L’envoi d’un membre de la famille impériale en Orient n’était pas une première. Il s’agissait de superviser le gouvernement des provinces, d’affirmer l’autorité de Rome sur ces régions correspondant pour la plupart aux territoires sur lesquels s’étendaient les royaumes hellénistiques conquis par Rome, et de renforcer la puissance romaine face à « l’autre empire », c’est-à-dire l’empire parthe, la puissance si redoutée et qui entrait au contact de Rome sur l’Euphrate et plus au Nord dans les montagnes d’Arménie. L’Arménie était un état tampon entre ces deux empires, le choix du souverain de cet état tampon était une question essentielle à l’équilibre entre les deux puissances. C’était l’objectif principal peut-être de la mission de Germanicus en Orient. Il l’accomplit à merveille en faisant le choix d’un roi d’Arménie, Artaxias, qui convenait également au roi des Parthes. Lequel aurait plus tard pris le deuil en apprenant la mort de Germanicus, à l’issue d’échanges diplomatiques emprunts d’un respect mutuel.
Longtemps, on a cru que Germanicus fut empoisonné par le légat Pison, son rival. Pour quelles raisons en êtes-vous venus à écarter cette thèse pour innocenter Pison ?
La formulation de votre question est particulièrement significative, car elle laisse supposer qu’un historien d’aujourd’hui pourrait disculper, innocenter ou au contraire tenir pour coupable un personnage de l’Antiquité romaine. La « vérité » est difficile à connaître, elle n’est peut-être même pas du ressort de l’historien, dont l’unique effort, la seule visée consiste plutôt en l’exactitude des faits qu’il découvre dans la documentation qu’il doit analyser de la façon la plus scrupuleuse, et dont il agence les données établies ensuite dans son propre récit. Mais je vais vous répondre sur l’empoisonnement de Germanicus, avec exactitude, précisément, en évoquant nos sources, ce qu’elles laissent entendre les unes et les autres et ce qu’il est permis de supposer avec la plus forte probabilité à défaut de trancher tout à fait. Germanicus est mort en étant persuadé lui-même (ou en souhaitant livrer cette vindicte à la postérité) d’avoir été empoisonné par son adversaire Pison. C’est la scène du serment qui aurait été prononcé sur son lit de mort auprès de ses amis selon Tacite (une scène immortalisée par le tableau de Poussin conservé à Mineapolis, La mort de Germanicus), c’est également ce que laisse entendre le texte épigraphique de la sentence prononcée par le sénat : Germanicus aurait « témoigné » officiellement (sans doute par écrit) avoir été empoisonné. Et pourtant, l’historien Tacite écrit que cet empoisonnement n’a pu être réalisé et que la défense a repoussé aisément une telle accusation. Quant au verdict publié officiellement il n’évoque que le propre témoignage de l’intéressé et prend donc ses distances avec une telle thèse : c’était la conviction du défunt, considérons-là comme « un témoignage » en respect de lui, mais écartons cette hypothèse. Et c’est là que l’on retrouve évidemment le parti pris des auteurs que vous évoquiez précédemment. Alors que Tacite (en dépit de son admiration pour Germanicus) écarte la thèse de l’empoisonnement, Suétone cultive le doute, tandis que Flavius Josèphe ou Dion Cassius s’enfoncent dans la brèche et ne retiennent que cette interprétation dramatique.

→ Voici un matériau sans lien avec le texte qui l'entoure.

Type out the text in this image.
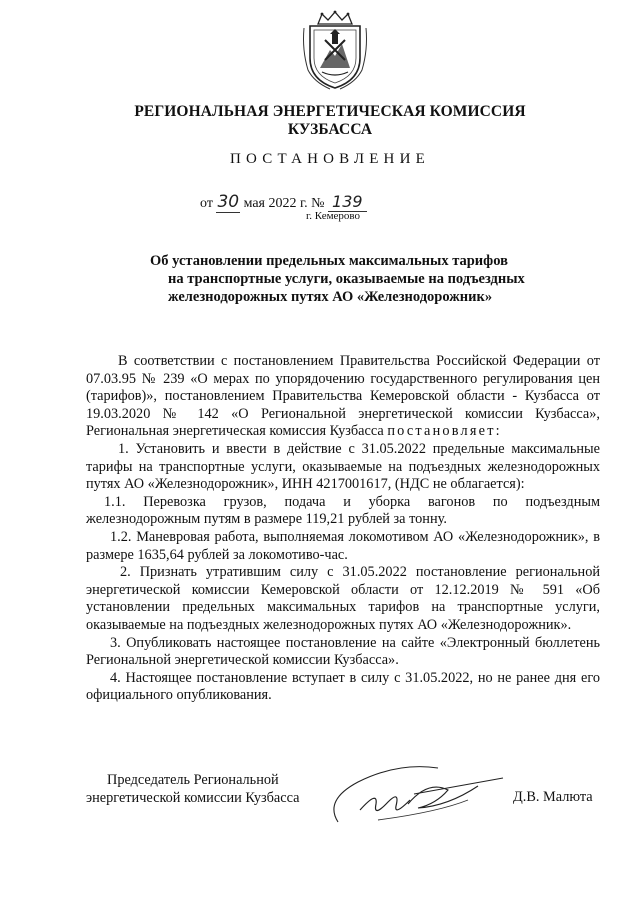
РЕГИОНАЛЬНАЯ ЭНЕРГЕТИЧЕСКАЯ КОМИССИЯ
КУЗБАССА
ПОСТАНОВЛЕНИЕ
от 30 мая 2022 г. № 139
г. Кемерово
Об установлении предельных максимальных тарифов
на транспортные услуги, оказываемые на подъездных
железнодорожных путях АО «Железнодорожник»

В соответствии с постановлением Правительства Российской Федерации от 07.03.95 № 239 «О мерах по упорядочению государственного регулирования цен (тарифов)», постановлением Правительства Кемеровской области - Кузбасса от 19.03.2020 № 142 «О Региональной энергетической комиссии Кузбасса», Региональная энергетическая комиссия Кузбасса постановляет:

1. Установить и ввести в действие с 31.05.2022 предельные максимальные тарифы на транспортные услуги, оказываемые на подъездных железнодорожных путях АО «Железнодорожник», ИНН 4217001617, (НДС не облагается):

1.1. Перевозка грузов, подача и уборка вагонов по подъездным железнодорожным путям в размере 119,21 рублей за тонну.

1.2. Маневровая работа, выполняемая локомотивом АО «Железнодорожник», в размере 1635,64 рублей за локомотиво-час.

2. Признать утратившим силу с 31.05.2022 постановление региональной энергетической комиссии Кемеровской области от 12.12.2019 № 591 «Об установлении предельных максимальных тарифов на транспортные услуги, оказываемые на подъездных железнодорожных путях АО «Железнодорожник».

3. Опубликовать настоящее постановление на сайте «Электронный бюллетень Региональной энергетической комиссии Кузбасса».

4. Настоящее постановление вступает в силу с 31.05.2022, но не ранее дня его официального опубликования.

Председатель Региональной
энергетической комиссии Кузбасса	Д.В. Малюта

Sa mort laisse Rome profondément endeuillée. Qu’est-ce qui explique une si grande popularité ? Voyez-vous des équivalents à une telle ferveur dans le reste de l’histoire romaine ?
La popularité de Germanicus est remarquable, auprès des armées, auprès du peuple. On en connaît peut-être pas d’équivalent, en raison précisément de sa mort tragique qui a cristallisé toutes les attentes et les frustrations. Cela ne doit pas pourtant nous conduire à relativiser ses qualités personnelles en les considérant comme une pure construction ou une simple idéalisation a posteriori. Toujours est-il qu’à notre connaissance, en dehors de la tradition littéraire, toujours suspecte de déformation, aucun autre prince n’a pu figuré deux siècles encore après sa mort, dans un calendrier religieux officiel de l’armée romaine parmi les empereurs divinisés (les divi), alors même qu’il n’avait pas régné. Le jour anniversaire de sa naissance, le 24 mai, est célébré dans ce calendrier (le feriale duranum découvert à Doura Europos sur l’Euphrate), à l’instar également du jour anniversaire de la naissance de Rome, le 21 avril…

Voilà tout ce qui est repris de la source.